Once again, initiate a battery of individual tests that emulate user behavior. Next, execute these tests concurrently at a substantial scale to gain in-depth knowledge about performance. There are two main insights to be gained through this process. Firstly, you can examine the performance indicators that were developed for monitoring production environments as described earlier. Alternatively, human beings can explore the application's functionality in an environment that closely resembles production and is under a similar degree of stress.
If a squad is implementing fresh coding every sprint, then the "area" to "address" with tests will amplify with each sprint. Through automated tools, that work stays relatively steady: Code a tale, code some tests. However, with human testing, the quantity of space to address grows directly. In the first sprint, test 10 stories, in the second sprint, test 20, in the third sprint, test 30. Testing must either become more sophisticated random sampling or testing time needs to extend.
Executed proficiently, testing tools result in diminishing test expenses over time.
The most effective tools for testing automate a small subset of user actions that are frequent or important. These tools run these actions repeatedly, without variation. Attempting to cover every possible scenario is futile. This approach leaves space for minor defects, as well as for issues that irritate customers.
Keep in mind that automated testing checks for conformity to specifications, which are sometimes incorrect or out-of-date. Most businesses employ automated testing to identify glitches during basic, frequent, essential tasks like logging in, establishing a new account, or sending forgotten password emails. This is what automated tests do.
When it comes to crashes that only occur under certain circumstances, manual testing is still necessary. While machines have advanced significantly, the applications of "real" artificial intelligence are currently limited and expensive.

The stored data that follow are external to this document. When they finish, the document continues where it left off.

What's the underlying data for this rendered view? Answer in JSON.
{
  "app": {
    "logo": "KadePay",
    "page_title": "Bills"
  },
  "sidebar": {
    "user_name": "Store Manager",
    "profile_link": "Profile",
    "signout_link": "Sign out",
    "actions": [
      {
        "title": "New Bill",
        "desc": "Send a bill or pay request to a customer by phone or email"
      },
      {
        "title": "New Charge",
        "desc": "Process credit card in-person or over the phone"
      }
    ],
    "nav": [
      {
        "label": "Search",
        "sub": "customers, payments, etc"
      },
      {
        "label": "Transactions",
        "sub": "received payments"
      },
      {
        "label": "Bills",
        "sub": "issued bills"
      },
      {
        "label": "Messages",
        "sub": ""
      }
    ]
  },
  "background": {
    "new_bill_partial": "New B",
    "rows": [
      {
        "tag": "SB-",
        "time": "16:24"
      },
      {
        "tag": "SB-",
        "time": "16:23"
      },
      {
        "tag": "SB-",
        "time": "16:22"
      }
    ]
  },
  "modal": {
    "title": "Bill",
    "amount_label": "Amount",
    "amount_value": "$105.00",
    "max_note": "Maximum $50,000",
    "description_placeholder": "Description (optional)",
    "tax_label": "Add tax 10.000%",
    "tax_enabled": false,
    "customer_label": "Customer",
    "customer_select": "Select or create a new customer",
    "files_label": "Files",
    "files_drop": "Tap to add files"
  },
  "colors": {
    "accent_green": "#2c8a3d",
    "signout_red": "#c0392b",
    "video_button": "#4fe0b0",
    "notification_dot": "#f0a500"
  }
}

Another thing that automated testing cannot accomplish is assessing the practical usability of the design, such as button placement or app ease of use. Manual, user-friendly testing is still necessary for this.
In conclusion, test automation provides numerous benefits that significantly reduce testing time, increase test coverage, and improve overall product quality. However, it also has its limitations and cannot entirely replace manual testing for certain aspects of software testing. A balanced approach that combines both automated and manual testing is necessary to achieve optimal results in software testing and ensure customer satisfaction.